Kamuoyu önünde beyan ettiğimiz diğer hedeflere nasıl ulaştıysak, inşallah bu hedefimize de ulaşacağımıza inanıyoruz. Türkiye daha üst sıralara çıkarak, dünya genelindeki uluslararası öğrencilerden aldığı payı daha da artırmış olacak."
Yükseköğretim Kurulu Başkanı Prof. Dr. Yekta Saraç, "Yeni YÖK"ün, yükseköğretime dair parlak ve sofistike söylemler, ileriye yönelik tasarımlar, retoriği yüksek taslaklar, entelektüel paylaşımlar yapma yerine ortaya koyduğu icraatlar, hayata geçirdiği projeler ile yol aldığını söyledi.
Yetki devri, yerinden yönetim ve karar alma süreçlerine ağırlık verilmesini sürdüreceğiz
Hedef odaklı uluslararasılaşma projesinin de böyle niteliği bulunduğuna işaret eden Yükseköğretim Kurulu Başkanı Prof. Dr. Yekta Saraç, şunları söyledi:
"Yeni YÖK'ün bu projesinin başarısı gören gözler için net ve çok açık. Bu başarı uluslararası düzeyde de artık tescillenmiştir.

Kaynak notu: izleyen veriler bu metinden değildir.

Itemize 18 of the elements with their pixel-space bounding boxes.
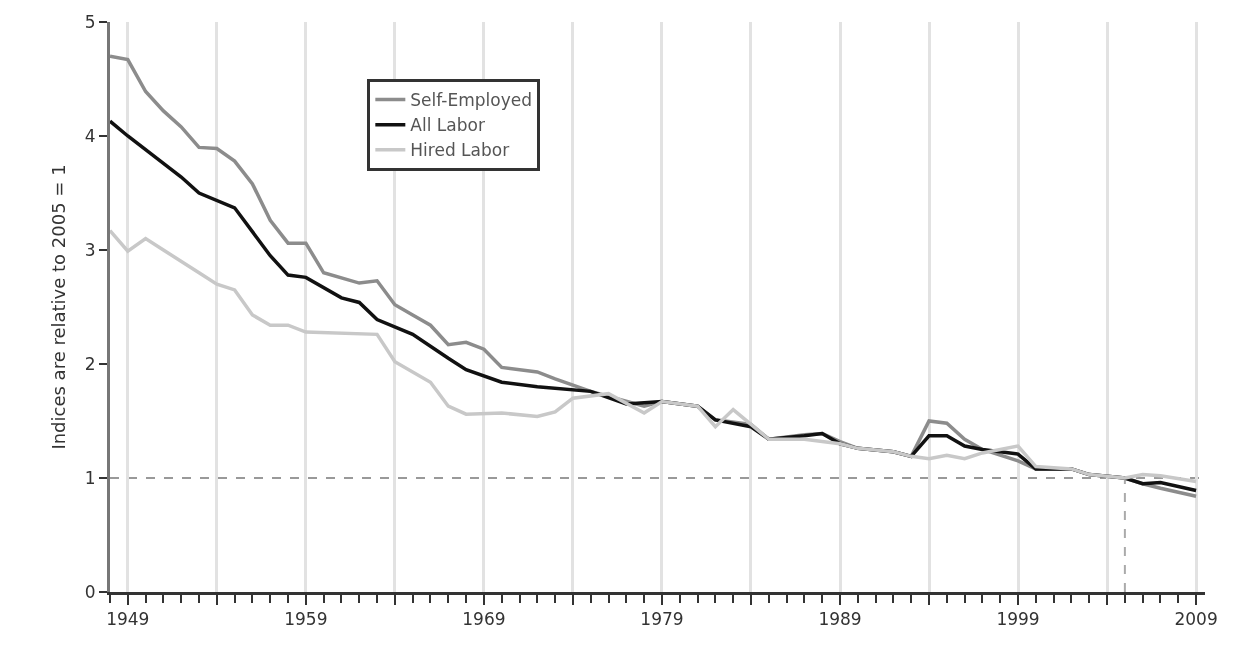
x-tick-label: 1999 [996,609,1040,630]
x-tick-label: 1959 [284,609,328,630]
x-tick-label: 1949 [106,609,150,630]
y-tick-label: 3 [84,239,96,260]
y-tick-label: 0 [84,581,96,602]
x-tick-label: 1989 [818,609,862,630]
x-tick-label: 2009 [1174,609,1218,630]
legend-label: Self-Employed [410,90,533,111]
y-tick-label: 5 [84,11,96,32]
line-series [110,228,1198,484]
y-tick-label: 2 [84,353,96,374]
y-axis-title: Indices are relative to 2005 = 1 [47,164,69,450]
y-tick-label: 1 [84,467,96,488]
x-tick-label: 1979 [640,609,684,630]
x-tick-label: 1969 [462,609,506,630]
legend-label: All Labor [410,115,485,136]
legend-label: Hired Labor [410,140,510,161]
y-tick-label: 4 [84,125,96,146]
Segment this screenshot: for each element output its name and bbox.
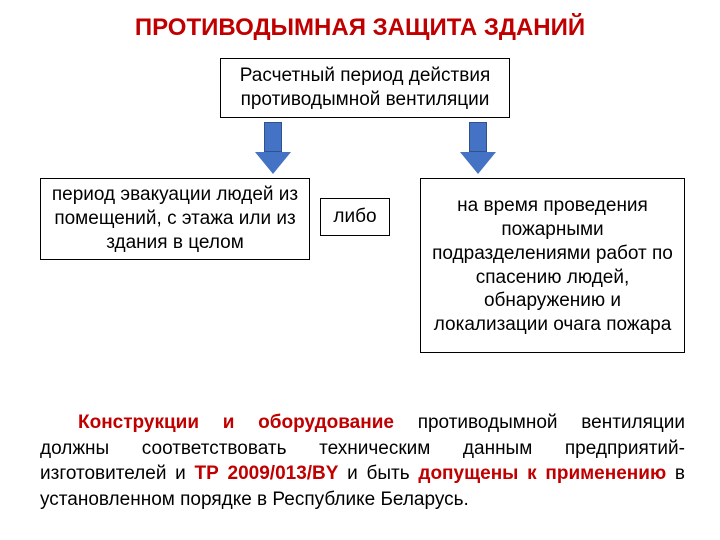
footer-paragraph: Конструкции и оборудование противодымной… xyxy=(40,410,685,513)
box-middle-or: либо xyxy=(320,198,390,236)
body-text: и быть xyxy=(338,463,418,484)
box-top: Расчетный период действия противодымной … xyxy=(220,58,510,118)
page-title: ПРОТИВОДЫМНАЯ ЗАЩИТА ЗДАНИЙ xyxy=(0,0,720,42)
arrow-shaft xyxy=(264,122,282,152)
accent-text: допущены к применению xyxy=(418,463,666,484)
box-right-text: на время проведения пожарными подразделе… xyxy=(431,194,674,337)
arrow-head-icon xyxy=(460,152,496,174)
accent-text: Конструкции и оборудование xyxy=(78,412,394,433)
arrow-right xyxy=(460,122,496,174)
box-top-text: Расчетный период действия противодымной … xyxy=(231,64,499,112)
arrow-shaft xyxy=(469,122,487,152)
arrow-head-icon xyxy=(255,152,291,174)
box-left-text: период эвакуации людей из помещений, с э… xyxy=(51,183,299,254)
box-right: на время проведения пожарными подразделе… xyxy=(420,178,685,353)
box-middle-text: либо xyxy=(333,205,376,229)
accent-text: ТР 2009/013/BY xyxy=(195,463,339,484)
arrow-left xyxy=(255,122,291,174)
box-left: период эвакуации людей из помещений, с э… xyxy=(40,178,310,260)
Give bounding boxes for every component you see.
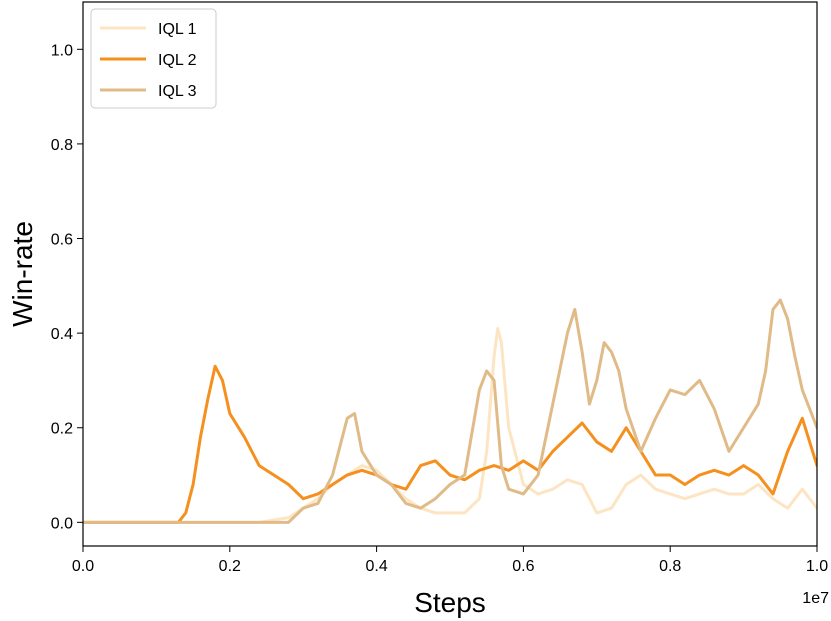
x-tick-label: 0.8 [659, 558, 681, 575]
x-axis: 0.0 0.2 0.4 0.6 0.8 1.0 [72, 546, 828, 575]
y-axis-title: Win-rate [7, 221, 38, 327]
x-tick-label: 0.0 [72, 558, 94, 575]
legend-entry-label: IQL 3 [158, 83, 197, 100]
plot-frame [82, 1, 818, 547]
y-tick-label: 0.0 [51, 515, 73, 532]
legend-entry-label: IQL 2 [158, 52, 197, 69]
legend: IQL 1 IQL 2 IQL 3 [90, 8, 217, 109]
x-tick-label: 0.4 [365, 558, 387, 575]
y-axis: 0.0 0.2 0.4 0.6 0.8 1.0 [51, 42, 83, 532]
legend-entry-label: IQL 1 [158, 21, 197, 38]
series-layer [83, 298, 817, 524]
x-axis-offset-label: 1e7 [802, 590, 829, 607]
y-tick-label: 0.4 [51, 326, 73, 343]
x-tick-label: 1.0 [806, 558, 828, 575]
series-line-3 [83, 298, 817, 524]
series-line-2 [83, 364, 817, 524]
x-tick-label: 0.6 [512, 558, 534, 575]
x-axis-title: Steps [414, 587, 486, 618]
legend-box [90, 8, 217, 109]
y-tick-label: 0.2 [51, 421, 73, 438]
y-tick-label: 0.6 [51, 232, 73, 249]
y-tick-label: 0.8 [51, 137, 73, 154]
y-tick-label: 1.0 [51, 42, 73, 59]
x-tick-label: 0.2 [219, 558, 241, 575]
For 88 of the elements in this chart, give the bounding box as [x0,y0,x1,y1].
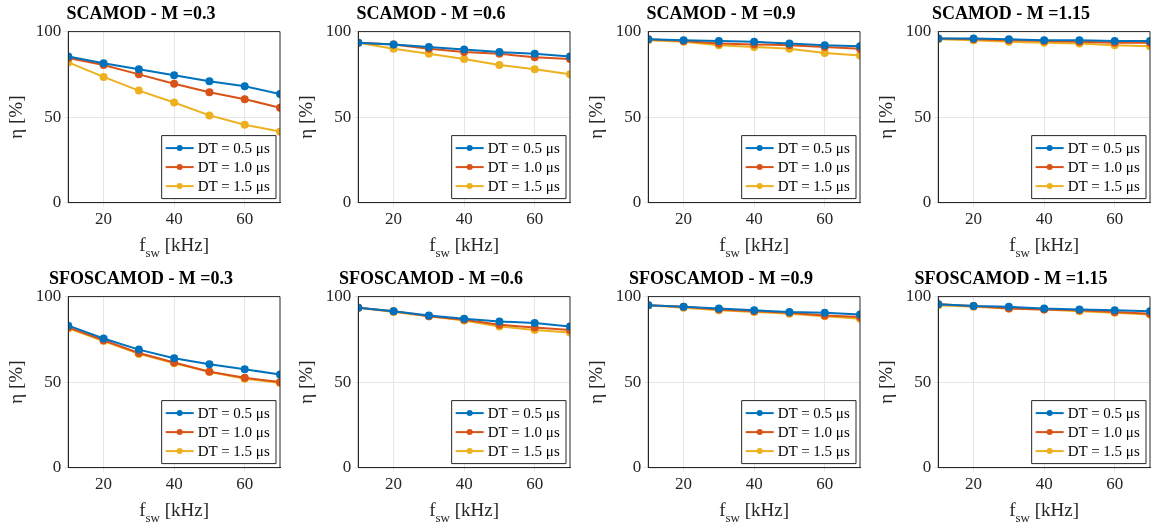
x-tick-label: 60 [816,474,834,494]
legend-label: DT = 0.5 μs [1067,405,1140,422]
legend-label: DT = 0.5 μs [487,140,560,157]
x-tick-label: 60 [236,209,254,229]
x-tick-label: 20 [965,209,983,229]
y-tick-label: 100 [325,21,352,41]
y-tick-label: 100 [905,21,932,41]
legend-label: DT = 1.5 μs [197,178,270,195]
x-tick-label: 20 [95,474,113,494]
legend-label: DT = 1.0 μs [777,424,850,441]
y-tick-label: 0 [52,192,62,212]
x-tick-label: 40 [455,209,473,229]
x-tick-label: 60 [526,474,544,494]
legend-label: DT = 1.5 μs [487,178,560,195]
x-tick-label: 40 [165,474,183,494]
y-tick-label: 0 [632,192,642,212]
y-tick-label: 50 [44,371,62,391]
y-axis-title: η [%] [5,360,27,404]
x-tick-label: 20 [675,209,693,229]
legend-label: DT = 1.0 μs [197,159,270,176]
y-axis-title: η [%] [875,360,897,404]
x-tick-label: 40 [745,474,763,494]
x-tick-label: 20 [675,474,693,494]
legend-label: DT = 1.5 μs [487,443,560,460]
y-tick-label: 50 [334,106,352,126]
chart-title: SCAMOD - M =0.3 [66,3,216,24]
y-tick-label: 50 [914,106,932,126]
x-tick-label: 60 [1106,209,1124,229]
y-tick-label: 100 [325,286,352,306]
legend-label: DT = 1.5 μs [1067,443,1140,460]
x-tick-label: 60 [526,209,544,229]
legend-label: DT = 0.5 μs [1067,140,1140,157]
x-tick-label: 20 [385,474,403,494]
legend-label: DT = 1.5 μs [1067,178,1140,195]
x-tick-label: 40 [165,209,183,229]
legend-label: DT = 1.0 μs [197,424,270,441]
y-axis-title: η [%] [295,360,317,404]
legend-label: DT = 0.5 μs [487,405,560,422]
x-tick-label: 20 [965,474,983,494]
chart-title: SFOSCAMOD - M =0.3 [48,268,234,289]
y-tick-label: 50 [44,106,62,126]
legend-label: DT = 1.5 μs [197,443,270,460]
chart-title: SCAMOD - M =1.15 [931,3,1091,24]
x-tick-label: 40 [1035,474,1053,494]
legend-label: DT = 1.5 μs [777,178,850,195]
legend-label: DT = 1.0 μs [1067,159,1140,176]
x-tick-label: 40 [1035,209,1053,229]
y-tick-label: 100 [615,21,642,41]
chart-title: SFOSCAMOD - M =1.15 [914,268,1108,289]
chart-title: SCAMOD - M =0.6 [356,3,506,24]
legend-label: DT = 0.5 μs [197,405,270,422]
x-tick-label: 20 [385,209,403,229]
y-tick-label: 0 [52,457,62,477]
legend-label: DT = 1.0 μs [487,424,560,441]
y-tick-label: 50 [624,371,642,391]
y-axis-title: η [%] [5,95,27,139]
y-tick-label: 0 [922,457,932,477]
legend-label: DT = 0.5 μs [777,405,850,422]
chart-title: SFOSCAMOD - M =0.6 [338,268,524,289]
y-tick-label: 50 [624,106,642,126]
legend-label: DT = 1.0 μs [487,159,560,176]
legend-label: DT = 0.5 μs [197,140,270,157]
y-tick-label: 0 [632,457,642,477]
chart-title: SCAMOD - M =0.9 [646,3,796,24]
y-tick-label: 100 [615,286,642,306]
legend-label: DT = 0.5 μs [777,140,850,157]
chart-title: SFOSCAMOD - M =0.9 [628,268,814,289]
y-tick-label: 0 [922,192,932,212]
legend-label: DT = 1.5 μs [777,443,850,460]
x-tick-label: 60 [1106,474,1124,494]
y-tick-label: 0 [342,457,352,477]
y-axis-title: η [%] [585,360,607,404]
y-tick-label: 50 [334,371,352,391]
y-axis-title: η [%] [295,95,317,139]
legend-label: DT = 1.0 μs [1067,424,1140,441]
y-axis-title: η [%] [875,95,897,139]
y-tick-label: 100 [35,21,62,41]
y-tick-label: 100 [35,286,62,306]
y-axis-title: η [%] [585,95,607,139]
x-tick-label: 40 [455,474,473,494]
x-tick-label: 20 [95,209,113,229]
x-tick-label: 40 [745,209,763,229]
x-tick-label: 60 [236,474,254,494]
legend-label: DT = 1.0 μs [777,159,850,176]
y-tick-label: 0 [342,192,352,212]
y-tick-label: 50 [914,371,932,391]
y-tick-label: 100 [905,286,932,306]
x-tick-label: 60 [816,209,834,229]
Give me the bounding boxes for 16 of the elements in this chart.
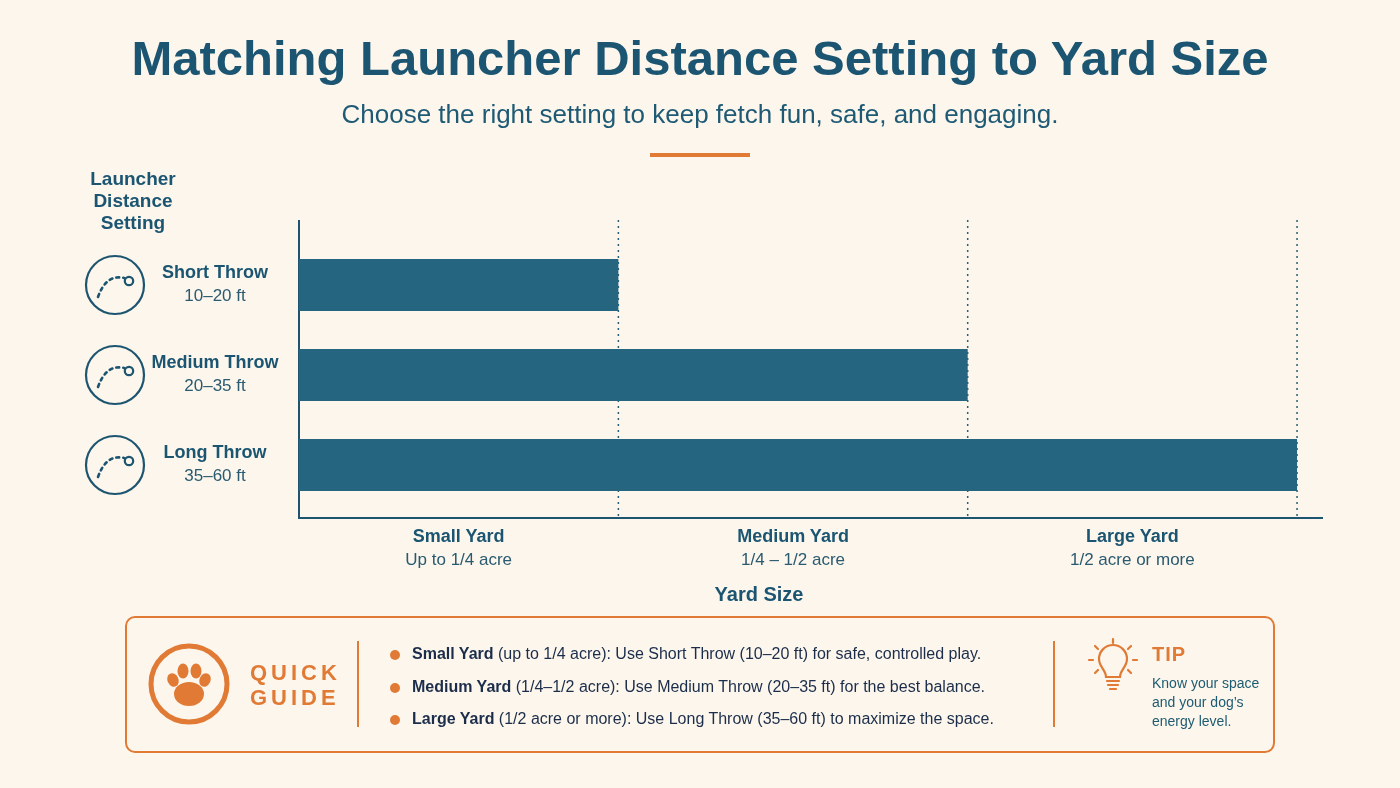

Bu başarının altında yeni YÖK'ün; teferruat ile uğraşmayı terk ederek yetki devri süreçlerini başlatması, mevcut yasalardan şikayet etme acziyetine düşme yerine mevzuatın imkanlarını akılcı bir tarzda kullanması, güçlü koordinasyon-esnek yönetim tarzı ile ulusal ve uluslararası boyutlarda yükseköğretim politikaları üretip uygulayarak bilim hayatımızı ve üniversite sistemini tedrici bir şekilde tekrardan yapılandırması yatmaktadır.
Artık Yeni YÖK'e yapılan eleştirilerin odağı 'üniversitelere niye müdahale etmediği' yönündedir. Bununla birlikte yetki devri, yerinden yönetim ve karar alma süreçlerine ağırlık verilmesi şeklindeki düşüncemizin doğru olduğuna inanıyoruz ve bunu sürdüreceğiz.
Bilimsel eleştiri adına YÖK'ün 40 sene önceki kurulduğu zamanki şartların ve o darbe sürecinde yaptığı yanlış uygulamaların dile getirilmesi ve Yeni YÖK olarak ortaya koyduğumuz yönetim şeklimizin ve projelerimizin göz ardı edilmeye çabalanması gibi ucube bir yaklaşım yerine kamu yararını önceleyen projelerimizin daha geliştirilmesi yönündeki yapıcı eleştiri ve önerilerin bizlere daha iyiyi ve güzeli yakalama fırsatı vereceğine inanıyoruz.
Yükseköğretimin toplumsal bir uzlaşı alanı olması gerekmektedir ve bunun için çalışıyoruz. Türk yükseköğretimi planlamalarımıza uygun bir şekilde, tedrici bir surette tekamül çizgisini sürdürmektedir. UNESCO'nun raporu da bunu göstermektedir."